Now all that's left are new sleeves and the hem.
 
 
Mien: creative
 
 
Amanda Marksdottir
*insert string of expletives here*

I was really wary of my idea to use buttons and buttonholes on my sleeves. When the garment was fitted, I wasn't sure how I was going to go about the sleeves, so I didn't take buttons into account when I was fitting, nor did I when I was cutting out the pieces with an appropriate (at the time) and normal seam allowance of 7 mm. Thus, while I worked on adding buttons and buttonholes, I remained skeptical of the final results. I seem to have screwed up.

So far, I've only done the right sleeve. I rolled the edges of the forearm with a tiny seam allowance, sewed in some dark purple wool selvedge as lining, created 12 buttonholes, and started to sew on buttons. Through the entire process, I pinned the edges together to see whether they still matched, whether the sleeve still fitted. I was skeptical. Around the thickest part of my forearm, the sleeve was getting really tight. Now, with four buttons sewn on around the wrist, I've maybe a 2-cm gap around the problem area.
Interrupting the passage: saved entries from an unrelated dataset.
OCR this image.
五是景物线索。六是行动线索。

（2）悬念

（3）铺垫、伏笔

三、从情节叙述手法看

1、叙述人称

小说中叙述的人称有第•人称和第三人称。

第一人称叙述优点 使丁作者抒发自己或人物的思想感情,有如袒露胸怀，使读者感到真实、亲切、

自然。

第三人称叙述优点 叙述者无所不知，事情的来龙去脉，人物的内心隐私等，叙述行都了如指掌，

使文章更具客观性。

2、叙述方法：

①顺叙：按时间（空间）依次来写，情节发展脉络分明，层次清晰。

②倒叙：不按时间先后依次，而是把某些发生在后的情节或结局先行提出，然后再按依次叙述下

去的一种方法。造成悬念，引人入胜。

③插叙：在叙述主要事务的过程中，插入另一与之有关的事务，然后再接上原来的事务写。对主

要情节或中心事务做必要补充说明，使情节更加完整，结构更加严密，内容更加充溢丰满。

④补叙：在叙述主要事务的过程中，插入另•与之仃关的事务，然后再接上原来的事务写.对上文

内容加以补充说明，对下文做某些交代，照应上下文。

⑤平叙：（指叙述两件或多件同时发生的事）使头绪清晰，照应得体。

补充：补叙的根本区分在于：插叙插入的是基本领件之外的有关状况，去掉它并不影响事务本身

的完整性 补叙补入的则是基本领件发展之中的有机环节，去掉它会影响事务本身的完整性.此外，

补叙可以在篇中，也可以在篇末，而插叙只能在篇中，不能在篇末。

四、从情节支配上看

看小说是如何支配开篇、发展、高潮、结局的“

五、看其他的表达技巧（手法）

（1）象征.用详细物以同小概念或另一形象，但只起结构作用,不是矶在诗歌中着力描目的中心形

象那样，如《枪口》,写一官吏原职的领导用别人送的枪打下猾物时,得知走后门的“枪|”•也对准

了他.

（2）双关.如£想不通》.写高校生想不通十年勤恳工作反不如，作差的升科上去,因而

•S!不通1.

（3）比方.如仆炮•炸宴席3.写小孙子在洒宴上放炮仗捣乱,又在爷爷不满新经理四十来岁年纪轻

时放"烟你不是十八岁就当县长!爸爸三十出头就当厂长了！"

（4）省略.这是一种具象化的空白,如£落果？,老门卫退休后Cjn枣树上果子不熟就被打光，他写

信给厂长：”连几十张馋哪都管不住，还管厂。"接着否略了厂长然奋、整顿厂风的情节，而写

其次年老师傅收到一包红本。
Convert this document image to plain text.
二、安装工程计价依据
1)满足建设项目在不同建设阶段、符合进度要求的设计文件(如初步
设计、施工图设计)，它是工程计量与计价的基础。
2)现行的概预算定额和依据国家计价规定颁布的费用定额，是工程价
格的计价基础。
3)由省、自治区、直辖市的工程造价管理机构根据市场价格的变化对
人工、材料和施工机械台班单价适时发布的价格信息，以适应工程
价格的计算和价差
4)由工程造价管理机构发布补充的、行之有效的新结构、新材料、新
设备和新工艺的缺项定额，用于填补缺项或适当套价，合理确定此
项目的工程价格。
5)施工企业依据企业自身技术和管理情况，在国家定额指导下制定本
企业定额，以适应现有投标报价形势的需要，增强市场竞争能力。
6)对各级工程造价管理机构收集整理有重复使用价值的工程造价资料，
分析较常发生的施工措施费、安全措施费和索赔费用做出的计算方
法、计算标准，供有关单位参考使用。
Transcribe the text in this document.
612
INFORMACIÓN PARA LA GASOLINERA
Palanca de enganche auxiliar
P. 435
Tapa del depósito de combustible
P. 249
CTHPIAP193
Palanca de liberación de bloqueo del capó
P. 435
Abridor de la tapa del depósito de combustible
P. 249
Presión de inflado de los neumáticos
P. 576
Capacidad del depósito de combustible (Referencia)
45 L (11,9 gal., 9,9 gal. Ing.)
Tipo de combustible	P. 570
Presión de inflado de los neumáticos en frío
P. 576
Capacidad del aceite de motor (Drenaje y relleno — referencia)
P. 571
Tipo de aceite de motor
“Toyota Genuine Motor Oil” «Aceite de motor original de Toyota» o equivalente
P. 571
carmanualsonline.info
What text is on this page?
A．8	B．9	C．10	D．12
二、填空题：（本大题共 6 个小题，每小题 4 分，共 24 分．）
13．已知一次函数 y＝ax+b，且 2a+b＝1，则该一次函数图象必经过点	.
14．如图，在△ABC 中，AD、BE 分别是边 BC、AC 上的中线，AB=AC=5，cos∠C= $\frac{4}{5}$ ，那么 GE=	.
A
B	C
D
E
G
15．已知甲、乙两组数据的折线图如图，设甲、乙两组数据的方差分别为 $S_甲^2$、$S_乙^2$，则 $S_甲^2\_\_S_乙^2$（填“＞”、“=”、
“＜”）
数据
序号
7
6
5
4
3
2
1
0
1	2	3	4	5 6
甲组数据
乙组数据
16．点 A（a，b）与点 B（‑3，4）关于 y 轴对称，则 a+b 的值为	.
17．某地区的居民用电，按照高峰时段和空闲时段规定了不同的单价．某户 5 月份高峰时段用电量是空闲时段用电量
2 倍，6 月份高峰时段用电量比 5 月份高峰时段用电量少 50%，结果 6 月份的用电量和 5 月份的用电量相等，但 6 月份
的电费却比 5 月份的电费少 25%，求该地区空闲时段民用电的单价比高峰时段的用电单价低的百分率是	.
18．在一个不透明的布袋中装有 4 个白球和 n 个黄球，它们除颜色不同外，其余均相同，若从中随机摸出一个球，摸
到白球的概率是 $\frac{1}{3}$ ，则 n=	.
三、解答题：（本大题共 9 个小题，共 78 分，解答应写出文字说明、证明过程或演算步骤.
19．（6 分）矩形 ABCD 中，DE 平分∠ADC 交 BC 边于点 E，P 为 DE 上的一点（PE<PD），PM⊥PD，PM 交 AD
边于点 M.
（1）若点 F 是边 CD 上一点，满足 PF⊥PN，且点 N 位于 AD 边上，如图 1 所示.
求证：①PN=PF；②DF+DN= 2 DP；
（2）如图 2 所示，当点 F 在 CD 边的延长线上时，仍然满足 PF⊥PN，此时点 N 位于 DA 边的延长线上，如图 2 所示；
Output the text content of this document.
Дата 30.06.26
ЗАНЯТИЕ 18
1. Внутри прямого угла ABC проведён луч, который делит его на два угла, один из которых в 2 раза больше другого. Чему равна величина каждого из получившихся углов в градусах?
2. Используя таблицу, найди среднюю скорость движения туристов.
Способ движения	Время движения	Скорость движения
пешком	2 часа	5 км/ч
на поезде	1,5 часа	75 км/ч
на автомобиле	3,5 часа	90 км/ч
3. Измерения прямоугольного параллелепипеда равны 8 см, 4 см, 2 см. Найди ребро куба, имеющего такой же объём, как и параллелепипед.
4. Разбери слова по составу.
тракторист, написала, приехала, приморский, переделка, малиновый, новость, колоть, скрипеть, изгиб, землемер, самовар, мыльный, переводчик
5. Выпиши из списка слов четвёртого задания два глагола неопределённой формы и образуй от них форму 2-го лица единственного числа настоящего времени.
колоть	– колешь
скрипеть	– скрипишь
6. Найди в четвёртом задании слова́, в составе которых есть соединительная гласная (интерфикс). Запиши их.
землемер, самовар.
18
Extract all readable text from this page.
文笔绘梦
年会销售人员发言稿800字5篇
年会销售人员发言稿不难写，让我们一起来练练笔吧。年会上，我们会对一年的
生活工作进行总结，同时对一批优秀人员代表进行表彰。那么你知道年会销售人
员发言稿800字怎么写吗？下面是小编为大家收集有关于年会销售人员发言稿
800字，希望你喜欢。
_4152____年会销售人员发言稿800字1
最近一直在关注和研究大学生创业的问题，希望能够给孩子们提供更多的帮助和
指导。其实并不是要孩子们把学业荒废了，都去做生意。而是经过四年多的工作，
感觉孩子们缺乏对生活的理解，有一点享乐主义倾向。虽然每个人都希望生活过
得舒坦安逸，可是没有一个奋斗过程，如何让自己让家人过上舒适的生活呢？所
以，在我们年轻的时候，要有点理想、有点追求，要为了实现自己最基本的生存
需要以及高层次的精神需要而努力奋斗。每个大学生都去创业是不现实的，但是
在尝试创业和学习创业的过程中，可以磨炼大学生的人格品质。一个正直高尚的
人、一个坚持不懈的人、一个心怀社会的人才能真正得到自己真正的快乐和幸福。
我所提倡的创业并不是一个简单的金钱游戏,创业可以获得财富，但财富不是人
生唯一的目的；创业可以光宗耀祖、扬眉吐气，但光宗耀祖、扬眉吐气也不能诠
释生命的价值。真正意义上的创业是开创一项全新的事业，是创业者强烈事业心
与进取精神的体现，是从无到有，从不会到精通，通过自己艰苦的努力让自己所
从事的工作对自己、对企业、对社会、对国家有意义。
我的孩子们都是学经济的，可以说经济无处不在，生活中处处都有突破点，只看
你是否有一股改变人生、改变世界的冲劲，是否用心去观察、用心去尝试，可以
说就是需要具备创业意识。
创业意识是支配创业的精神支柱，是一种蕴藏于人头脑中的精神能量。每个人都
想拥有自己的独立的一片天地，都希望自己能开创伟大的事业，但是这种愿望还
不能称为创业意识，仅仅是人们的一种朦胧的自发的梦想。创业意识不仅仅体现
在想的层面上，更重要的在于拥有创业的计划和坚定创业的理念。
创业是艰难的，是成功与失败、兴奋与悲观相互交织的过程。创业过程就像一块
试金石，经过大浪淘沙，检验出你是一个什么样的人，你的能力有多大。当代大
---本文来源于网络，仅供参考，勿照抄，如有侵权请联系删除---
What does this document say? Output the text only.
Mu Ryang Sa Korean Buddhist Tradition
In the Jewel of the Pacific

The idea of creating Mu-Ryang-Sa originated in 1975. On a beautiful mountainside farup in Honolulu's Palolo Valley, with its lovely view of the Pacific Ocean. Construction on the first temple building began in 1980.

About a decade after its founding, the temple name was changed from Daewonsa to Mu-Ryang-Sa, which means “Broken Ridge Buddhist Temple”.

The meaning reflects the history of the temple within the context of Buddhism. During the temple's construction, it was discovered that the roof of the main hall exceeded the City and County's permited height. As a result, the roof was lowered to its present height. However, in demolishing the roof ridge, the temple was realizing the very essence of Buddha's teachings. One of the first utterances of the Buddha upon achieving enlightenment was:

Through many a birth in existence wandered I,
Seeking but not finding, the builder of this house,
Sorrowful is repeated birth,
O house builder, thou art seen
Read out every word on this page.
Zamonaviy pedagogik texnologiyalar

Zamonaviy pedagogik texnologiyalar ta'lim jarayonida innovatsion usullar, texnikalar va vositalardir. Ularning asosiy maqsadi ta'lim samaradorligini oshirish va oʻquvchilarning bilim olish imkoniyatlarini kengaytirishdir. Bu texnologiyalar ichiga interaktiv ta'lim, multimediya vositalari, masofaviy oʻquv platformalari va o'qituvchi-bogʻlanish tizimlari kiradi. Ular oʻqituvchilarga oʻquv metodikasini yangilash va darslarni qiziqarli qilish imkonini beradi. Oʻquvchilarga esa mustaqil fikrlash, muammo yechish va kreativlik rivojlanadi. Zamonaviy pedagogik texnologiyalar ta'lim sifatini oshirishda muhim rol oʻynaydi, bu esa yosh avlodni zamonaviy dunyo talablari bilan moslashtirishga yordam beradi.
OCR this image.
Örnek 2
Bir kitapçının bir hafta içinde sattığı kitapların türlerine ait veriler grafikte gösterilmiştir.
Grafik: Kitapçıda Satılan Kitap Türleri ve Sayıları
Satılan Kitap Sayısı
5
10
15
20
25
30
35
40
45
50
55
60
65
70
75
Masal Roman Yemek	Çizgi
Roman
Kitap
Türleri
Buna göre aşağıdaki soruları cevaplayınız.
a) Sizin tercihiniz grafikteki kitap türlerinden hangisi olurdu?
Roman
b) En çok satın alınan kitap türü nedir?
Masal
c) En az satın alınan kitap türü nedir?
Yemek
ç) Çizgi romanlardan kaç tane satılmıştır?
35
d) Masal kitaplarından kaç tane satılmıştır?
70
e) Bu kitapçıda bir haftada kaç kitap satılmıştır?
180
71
The four buttons, when closed around my wrist, really do look fantastic, so I'd like to make buttoned sleeves. The question now is whether to go with smooth, not-buttoned sleeves as a temporary measure, whether to recut the sleeves with a larger seam allowance in the forearm (may have to do this by trial-and-error, as I've never made buttoned sleeves before) or whether I should attempt to piece an insert into the sleeve on the button edge so that the sleeve will meet around my forearm. I've enough fabric for either choice, but as I'm nearly done with the not-fitting sleeve, it seems a shame to waste all the work.

Either way, I think I'll finish the sleeve already in progress, as it looks too good not to, and then do something decorative with it--either give it as my own favour, or embroider it with a white escarbuncle and give it to the queen of Æthelmearc and see if she could use it. At some point, I need to enter an A&S competition. K., who is apprenticed to a Boston costuming Laurel, has suggested I do so in order to showcase my (admittedly good) hand-sewing.

It is entirely too hot to have this much linen draped over my lap.